Neither does our estimate account for Black families’ lost investments in their children’s education, their diminished political rights, their lost self-determination and autonomy, their lost dreams, hopes, aspirations, and way of life. No calculation could ever account for these things.
But our estimate sets a starting point for reckoning with the way that federal policy undercut what was once the single largest source of Black wealth. This land loss explains a significant role in the enormous Black-white wealth gap. That gap is more than 10 times larger than the income gap between Black and white families; even white high school dropouts have twice as much average wealth as Black college graduates.
This racial chasm has its origins in numerous government policies—the general exclusion of Black veterans from the G.I. bill, political disenfranchisement, widespread denial of home loans, failure to enforce equal hiring, mass incarceration—and in merciless white violence against Black people, including reprisals against organizing agricultural workers and farmers in the Leflore Massacre of 1889 and the Elaine Massacre of 1919. One pattern we see throughout history is that when Black Americans make relative progress the white establishment comes in and takes it away.
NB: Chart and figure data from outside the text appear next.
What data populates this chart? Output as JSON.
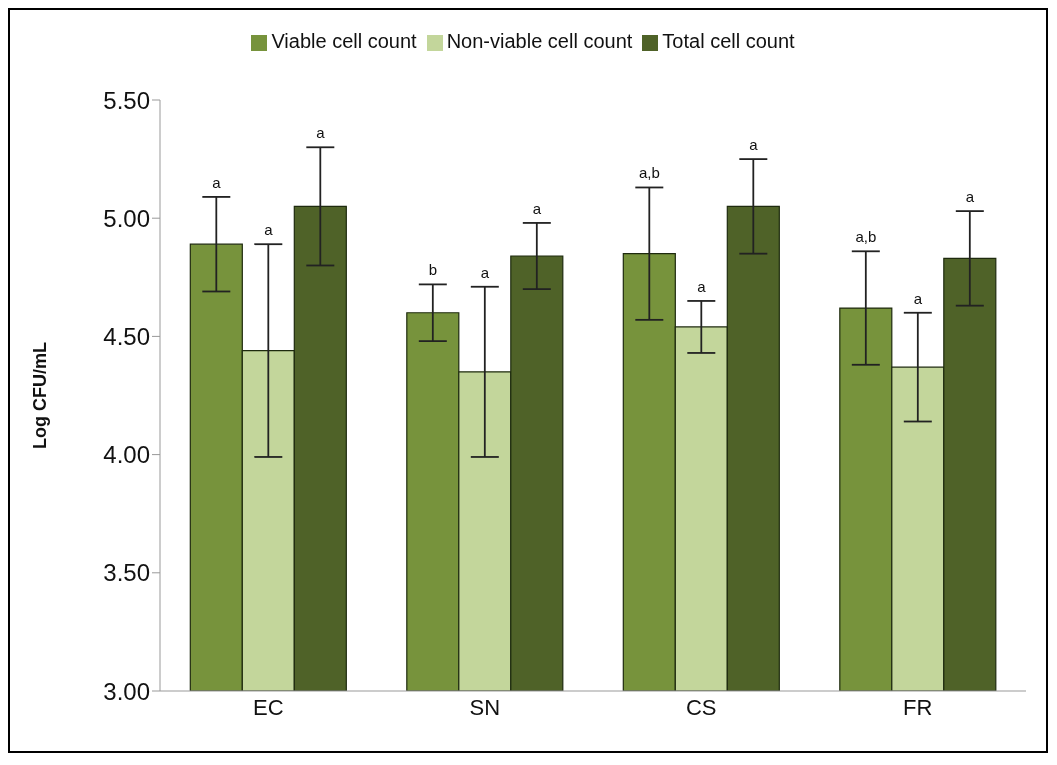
{
  "chart_data": {
    "type": "bar",
    "ylabel": "Log CFU/mL",
    "categories": [
      "EC",
      "SN",
      "CS",
      "FR"
    ],
    "series": [
      {
        "name": "Viable cell count",
        "color": "#77933c",
        "values": [
          4.89,
          4.6,
          4.85,
          4.62
        ],
        "errors": [
          0.2,
          0.12,
          0.28,
          0.24
        ]
      },
      {
        "name": "Non-viable cell count",
        "color": "#c3d69b",
        "values": [
          4.44,
          4.35,
          4.54,
          4.37
        ],
        "errors": [
          0.45,
          0.36,
          0.11,
          0.23
        ]
      },
      {
        "name": "Total cell count",
        "color": "#4f6228",
        "values": [
          5.05,
          4.84,
          5.05,
          4.83
        ],
        "errors": [
          0.25,
          0.14,
          0.2,
          0.2
        ]
      }
    ],
    "annotations": [
      "a",
      "a",
      "a",
      "b",
      "a",
      "a",
      "a,b",
      "a",
      "a",
      "a,b",
      "a",
      "a"
    ],
    "ylim": [
      3,
      5.5
    ],
    "yticks": [
      {
        "value": 3,
        "label": "3.00"
      },
      {
        "value": 3.5,
        "label": "3.50"
      },
      {
        "value": 4,
        "label": "4.00"
      },
      {
        "value": 4.5,
        "label": "4.50"
      },
      {
        "value": 5,
        "label": "5.00"
      },
      {
        "value": 5.5,
        "label": "5.50"
      }
    ],
    "grid": false,
    "legend": "top"
  }
}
Last year, Congress passed debt relief for anyone from a “socially disadvantaged group” who had certain types of loans with or guaranteed by the USDA’s Farm Service Agency. Before the Agriculture Department disbursed any of the money, a Florida judge froze the program in response to a lawsuit brought by a white farmer backed by a powerful conservative legal fund.
Black farmers and their advocates criticized the USDA for not getting the money out faster. “We’re probably not even going to get it,” Lloyd Wright, a Black farmer and former director of civil rights at the Agriculture Department, told The Guardian last year. “They could have done it within weeks. They were aware some angry people were trying to stop it. I think we’ll get the debt relief around the same time we get the 40 acres and a mule.”
The year Jamie Whitten retired, Congress named the USDA’s headquarters after him. When he died the next year, in 1995, Bill Clinton said he had “worked tirelessly on behalf of America’s farmers” and “never gave up working to build more opportunity for all Americans willing to make the most of their lives.”
Whitten’s work lives on. In 2018, just 2,900 farms in Mississippi received over $170 million in soybean subsidies while Mississippi farmers, as a whole, received $363 million in subsidies and payments. The average commercial farmer in Mississippi has a net income of $396,000, according to the 2017 Census of Agriculture. Meanwhile, the 20 percent of Mississippians living below the poverty line, 587,000 people in total, received only $7 million in payments from Temporary Assistance for Needy Families, or what remains of welfare. Mississippi’s farmers are 86 percent white, and its TANF recipients are 84 percent Black. The “Permanent Secretary” is dead. Why do we still have his policies?